I am, among other things, a Christian theologian. How do I think my Christian faith should affect what I do as a school-board trustee? You have a right to know.
I’m writing this on Friday for posting on Sunday. Sunday is a day that many of us in West Michigan still regard as a different sort of day, a day when we leave behind the day-to-day work of the week, when we rest, when we turn our minds from the mundane to the spiritual, when we gather for worship, which is to say, for joining with other people to open our hearts and dedicate ourselves once again to a Power that is higher than ourselves, to a Good that is better than the goods we toil for all week long, to hear sacred scriptures read and interpreted, to be consoled for our losses, and to renew our awareness of the deeper purpose of our existence and our strivings.
That is to say, many of us in West Michigan are Christians and will tell you that our identity in Christ, as children of God, is the most important thing about us. Some others in West Michigan have learned to take all this with a grain of salt. And some others have learned to fear this strange devotion of ours. And not without cause.
I will not give you the date, because I do not want to single out the person, but I can tell you that I have sat in a schoolboard meeting and heard scripture quoted, and prayer offered, in a way that suggested that the speaker’s religious convictions put her in a place to know with certainty that her political notions were correct—indubitable, ordained by God Almighty—and that those whose understanding of how education should work she was condemning are enemies not only of herself but of God.
Seeing in my bio that I was trained to be a theologian and a preacher, you might wonder whether I might do something like that in a school-board meeting. I will not. I regarded that person’s three-minute performance as offensive to the point of blasphemy. I assume she meant to honor God, but what she performed was a species of self-justifying, other-condemning show-prayer that Jesus expressly condemns. Bible-reading Christians will know exactly which texts in the gospels apply.

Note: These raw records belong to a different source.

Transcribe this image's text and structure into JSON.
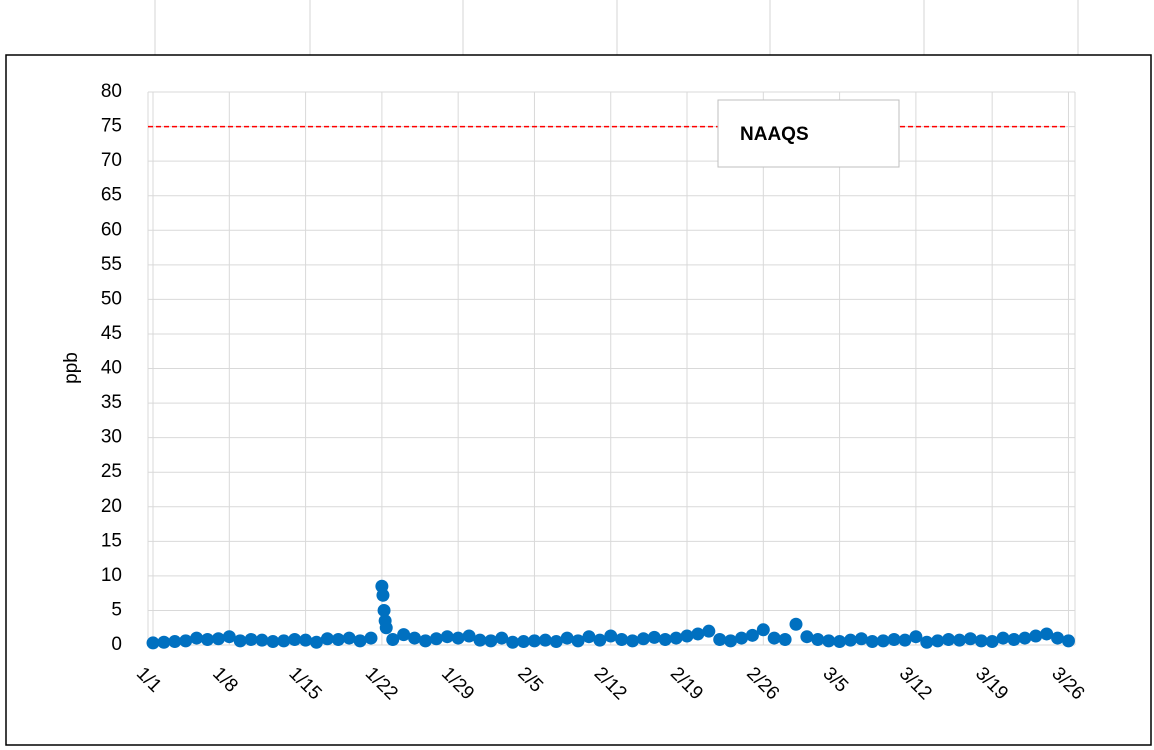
{
  "chart_data": {
    "type": "scatter",
    "y_label": "ppb",
    "x": [
      0,
      1,
      2,
      3,
      4,
      5,
      6,
      7,
      8,
      9,
      10,
      11,
      12,
      13,
      14,
      15,
      16,
      17,
      18,
      19,
      20,
      21,
      21.1,
      21.2,
      21.3,
      21.4,
      22,
      23,
      24,
      25,
      26,
      27,
      28,
      29,
      30,
      31,
      32,
      33,
      34,
      35,
      36,
      37,
      38,
      39,
      40,
      41,
      42,
      43,
      44,
      45,
      46,
      47,
      48,
      49,
      50,
      51,
      52,
      53,
      54,
      55,
      56,
      57,
      58,
      59,
      60,
      61,
      62,
      63,
      64,
      65,
      66,
      67,
      68,
      69,
      70,
      71,
      72,
      73,
      74,
      75,
      76,
      77,
      78,
      79,
      80,
      81,
      82,
      83,
      84
    ],
    "values": [
      0.3,
      0.4,
      0.5,
      0.6,
      1.0,
      0.8,
      0.9,
      1.2,
      0.6,
      0.8,
      0.7,
      0.5,
      0.6,
      0.8,
      0.7,
      0.4,
      0.9,
      0.8,
      1.0,
      0.6,
      1.0,
      8.5,
      7.2,
      5.0,
      3.5,
      2.5,
      0.8,
      1.5,
      1.0,
      0.6,
      0.9,
      1.2,
      1.0,
      1.3,
      0.7,
      0.6,
      1.0,
      0.4,
      0.5,
      0.6,
      0.7,
      0.5,
      1.0,
      0.6,
      1.2,
      0.7,
      1.3,
      0.8,
      0.6,
      0.9,
      1.1,
      0.8,
      1.0,
      1.3,
      1.6,
      2.0,
      0.8,
      0.6,
      1.0,
      1.4,
      2.2,
      1.0,
      0.8,
      3.0,
      1.2,
      0.8,
      0.6,
      0.5,
      0.7,
      0.9,
      0.5,
      0.6,
      0.8,
      0.7,
      1.2,
      0.4,
      0.6,
      0.8,
      0.7,
      0.9,
      0.6,
      0.5,
      1.0,
      0.8,
      1.0,
      1.3,
      1.6,
      1.0,
      0.6
    ],
    "color": "#0070c0",
    "xlim": [
      -0.46,
      84.6
    ],
    "xticks": [
      {
        "value": 0,
        "label": "1/1"
      },
      {
        "value": 7,
        "label": "1/8"
      },
      {
        "value": 14,
        "label": "1/15"
      },
      {
        "value": 21,
        "label": "1/22"
      },
      {
        "value": 28,
        "label": "1/29"
      },
      {
        "value": 35,
        "label": "2/5"
      },
      {
        "value": 42,
        "label": "2/12"
      },
      {
        "value": 49,
        "label": "2/19"
      },
      {
        "value": 56,
        "label": "2/26"
      },
      {
        "value": 63,
        "label": "3/5"
      },
      {
        "value": 70,
        "label": "3/12"
      },
      {
        "value": 77,
        "label": "3/19"
      },
      {
        "value": 84,
        "label": "3/26"
      }
    ],
    "ylim": [
      0,
      80
    ],
    "yticks": [
      0,
      5,
      10,
      15,
      20,
      25,
      30,
      35,
      40,
      45,
      50,
      55,
      60,
      65,
      70,
      75,
      80
    ],
    "grid": true,
    "reference_line": {
      "value": 75,
      "label": "NAAQS",
      "color": "#ff0000"
    }
  }
}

Christians, Jews, Muslims, Hindus, Buddhists, atheists, agnostics, and people who accept or reject those or any other belief systems in part or in toto are equally entitled to the rights of citizenship in the USA. All are equally entitled, if they are students or teachers, to have their faith or nonfaith respected in the schools and in school board meetings.

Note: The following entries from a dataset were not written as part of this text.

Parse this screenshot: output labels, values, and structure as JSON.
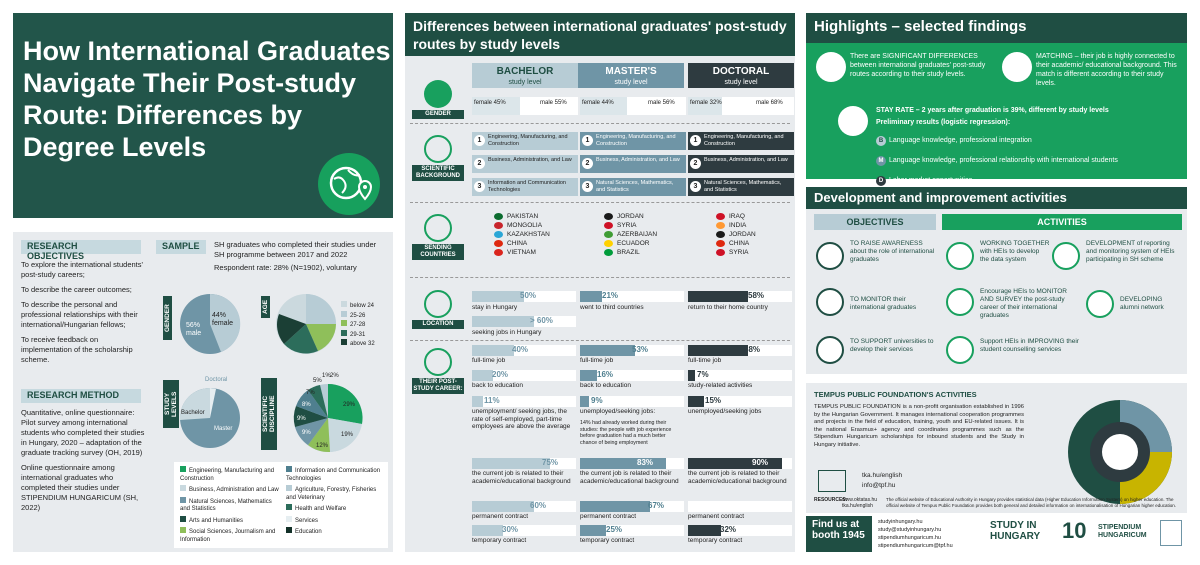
{
  "title": "How International Graduates Navigate Their Post-study Route: Differences by Degree Levels",
  "research_objectives": {
    "heading": "RESEARCH OBJECTIVES",
    "items": [
      "To explore the international students' post-study careers;",
      "To describe the career outcomes;",
      "To describe the personal and professional relationships with their international/Hungarian fellows;",
      "To receive feedback on implementation of the scholarship scheme."
    ]
  },
  "research_method": {
    "heading": "RESEARCH METHOD",
    "items": [
      "Quantitative, online questionnaire: Pilot survey among international students who completed their studies in Hungary, 2020 – adaptation of the graduate tracking survey (OH, 2019)",
      "Online questionnaire among international graduates who completed their studies under STIPENDIUM HUNGARICUM (SH, 2022)"
    ]
  },
  "sample": {
    "heading": "SAMPLE",
    "items": [
      "SH graduates who completed their studies under SH programme between 2017 and 2022",
      "Respondent rate: 28% (N=1902), voluntary"
    ]
  },
  "pies": {
    "gender": {
      "label": "GENDER",
      "male": "56% male",
      "female": "44% female"
    },
    "age": {
      "label": "AGE",
      "legend": [
        "below 24",
        "25-26",
        "27-28",
        "29-31",
        "above 32"
      ]
    },
    "levels": {
      "label": "STUDY LEVELS",
      "doctoral": "Doctoral",
      "bachelor": "Bachelor",
      "master": "Master"
    },
    "discipline": {
      "label": "SCIENTIFIC DISCIPLINE",
      "values": [
        "29%",
        "19%",
        "12%",
        "9%",
        "9%",
        "8%",
        "7%",
        "5%",
        "1%",
        "2%"
      ]
    }
  },
  "discipline_legend": [
    "Engineering, Manufacturing and Construction",
    "Information and Communication Technologies",
    "Business, Administration and Law",
    "Agriculture, Forestry, Fisheries and Veterinary",
    "Natural Sciences, Mathematics and Statistics",
    "Health and Welfare",
    "Arts and Humanities",
    "Services",
    "Social Sciences, Journalism and Information",
    "Education"
  ],
  "differences": {
    "title": "Differences between international graduates' post-study routes by study levels",
    "columns": [
      {
        "name": "BACHELOR",
        "sub": "study level",
        "female": "female 45%",
        "male": "male 55%"
      },
      {
        "name": "MASTER'S",
        "sub": "study level",
        "female": "female 44%",
        "male": "male 56%"
      },
      {
        "name": "DOCTORAL",
        "sub": "study level",
        "female": "female 32%",
        "male": "male 68%"
      }
    ],
    "row_labels": [
      "GENDER",
      "SCIENTIFIC BACKGROUND",
      "SENDING COUNTRIES",
      "LOCATION",
      "THEIR POST-STUDY CAREER:"
    ],
    "background": [
      [
        "Engineering, Manufacturing, and Construction",
        "Business, Administration, and Law",
        "Information and Communication Technologies"
      ],
      [
        "Engineering, Manufacturing, and Construction",
        "Business, Administration, and Law",
        "Natural Sciences, Mathematics, and Statistics"
      ],
      [
        "Engineering, Manufacturing, and Construction",
        "Business, Administration, and Law",
        "Natural Sciences, Mathematics, and Statistics"
      ]
    ],
    "countries": [
      [
        "PAKISTAN",
        "MONGOLIA",
        "KAZAKHSTAN",
        "CHINA",
        "VIETNAM"
      ],
      [
        "JORDAN",
        "SYRIA",
        "AZERBAIJAN",
        "ECUADOR",
        "BRAZIL"
      ],
      [
        "IRAQ",
        "INDIA",
        "JORDAN",
        "CHINA",
        "SYRIA"
      ]
    ],
    "location": [
      {
        "v1": "50%",
        "l1": "stay in Hungary",
        "v2": "> 60%",
        "l2": "seeking jobs in Hungary"
      },
      {
        "v1": "21%",
        "l1": "went to third countries"
      },
      {
        "v1": "58%",
        "l1": "return to their home country"
      }
    ],
    "career": [
      [
        {
          "v": "40%",
          "l": "full-time job"
        },
        {
          "v": "20%",
          "l": "back to education"
        },
        {
          "v": "11%",
          "l": "unemployment/ seeking jobs, the rate of self-employed, part-time employees are above the average"
        },
        {
          "v": "75%",
          "l": "the current job is related to their academic/educational background"
        },
        {
          "v": "60%",
          "l": "permanent contract"
        },
        {
          "v": "30%",
          "l": "temporary contract"
        }
      ],
      [
        {
          "v": "53%",
          "l": "full-time job"
        },
        {
          "v": "16%",
          "l": "back to education"
        },
        {
          "v": "9%",
          "l": "unemployed/seeking jobs:",
          "note": "14% had already worked during their studies: the people with job experience before graduation had a much better chance of being employment"
        },
        {
          "v": "83%",
          "l": "the current job is related to their academic/educational background"
        },
        {
          "v": "67%",
          "l": "permanent contract"
        },
        {
          "v": "25%",
          "l": "temporary contract"
        }
      ],
      [
        {
          "v": "58%",
          "l": "full-time job"
        },
        {
          "v": "7%",
          "l": "study-related activities"
        },
        {
          "v": "15%",
          "l": "unemployed/seeking jobs"
        },
        {
          "v": "90%",
          "l": "the current job is related to their academic/educational background"
        },
        {
          "v": "",
          "l": "permanent contract"
        },
        {
          "v": "32%",
          "l": "temporary contract"
        }
      ]
    ]
  },
  "highlights": {
    "title": "Highlights – selected findings",
    "f1": "There are SIGNIFICANT DIFFERENCES between international graduates' post-study routes according to their study levels.",
    "f2": "MATCHING – their job is highly connected to their academic/ educational background. This match is different according to their study levels.",
    "stay": "STAY RATE – 2 years after graduation is 39%, different by study levels",
    "prelim": "Preliminary results (logistic regression):",
    "results": [
      {
        "k": "B",
        "t": "Language knowledge, professional integration"
      },
      {
        "k": "M",
        "t": "Language knowledge, professional relationship with international students"
      },
      {
        "k": "D",
        "t": "Labor market opportunities"
      }
    ]
  },
  "development": {
    "title": "Development and improvement activities",
    "objectives_label": "OBJECTIVES",
    "activities_label": "ACTIVITIES",
    "objectives": [
      "TO RAISE AWARENESS about the role of international graduates",
      "TO MONITOR their international graduates",
      "TO SUPPORT universities to develop their services"
    ],
    "activities": [
      "WORKING TOGETHER with HEIs to develop the data system",
      "DEVELOPMENT of reporting and monitoring system of HEIs participating in SH scheme",
      "Encourage HEIs to MONITOR AND SURVEY the post-study career of their international graduates",
      "DEVELOPING alumni network",
      "Support HEIs in IMPROVING their student counselling services"
    ]
  },
  "tempus": {
    "heading": "TEMPUS PUBLIC FOUNDATION'S ACTIVITIES",
    "body": "TEMPUS PUBLIC FOUNDATION is a non-profit organisation established in 1996 by the Hungarian Government. It manages international cooperation programmes and projects in the field of education, training, youth and EU-related issues. It is the national Erasmus+ agency and coordinates programmes such as the Stipendium Hungaricum scholarships for inbound students and the Study in Hungary initiative.",
    "web": "tka.hu/english",
    "mail": "info@tpf.hu",
    "resources_label": "RESOURCES:",
    "resources_links": "www.oktatas.hu tka.hu/english",
    "resources_note": "The official website of Educational Authority in Hungary provides statistical data (Higher Education Information System) on higher education. The official website of Tempus Public Foundation provides both general and detailed information on internationalisation of Hungarian higher education."
  },
  "footer": {
    "booth_line1": "Find us at",
    "booth_line2": "booth 1945",
    "links": [
      "studyinhungary.hu",
      "study@studyinhungary.hu",
      "stipendiumhungaricum.hu",
      "stipendiumhungaricum@tpf.hu"
    ],
    "study_logo": "STUDY IN HUNGARY",
    "stip_logo": "STIPENDIUM HUNGARICUM",
    "years": "10"
  }
}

I think my Christian faith will help make me a good school-board trustee. If you read the portion of my platform that describes the positive values that I will bring into that role, you may recognize exactly where I found some of them in the Bible. But in school-board meetings you will never hear me say that the public school system should promote or honor Christianity or Judaism or “Judaeo-Christian values” (a phrase that should set off alarms for both Jews and Christians) above any other religion or philosophy. Public schools follow the constitutions and laws of the USA and of the State of Michigan, which do not privilege religion in general or any religion in particular.
This does not mean that I am a relativist. I am an absolutely committed Christian. It means that I have thought long and hard about how I can be both a Christian and an American who rightly honors every bit of the Bible and every bit of the US Constitution. Some of the people who bang on loudly about how Christian they are and also about what patriots they are—even calling themselves “constitutionalists”—seem to have read little of either and understood less.
In my view, if Christian students, parents, teachers, and administrators will “take heed to themselves” (Christian readers will know whose phrase that is), following Jesus faithfully in their own lives and forgoing the pleasure of flagellating others, they will make the schools warmly hospitable places—not hostile and unsafe places—for students, teachers, and parents whose self-understanding or mode of life might be very different from theirs. I assume that adherents and teachers of other religious traditions and philosophies of life could also tell us how their heritage positions them to contribute positively to our life together in the schools and otherwise.
That’s just a lead-in to this: It’s OK if you’re not interested, but I thought that for an August Sunday afternoon I would offer this possibility to any who are curious: if you would like to get a taste of what I say to Christians about how they practice their faith in public spaces—check out the sermon that I preached at the church of which I am a member in March of this year: https://youtu.be/ajaiRWzFUys. If you’d rather read than watch and listen, you can find it as a post on my personal blog.
I wish all who observe Sunday as the Lord’s Day a blessed sabbath, and I wish everyone a peaceful and refreshing Sunday.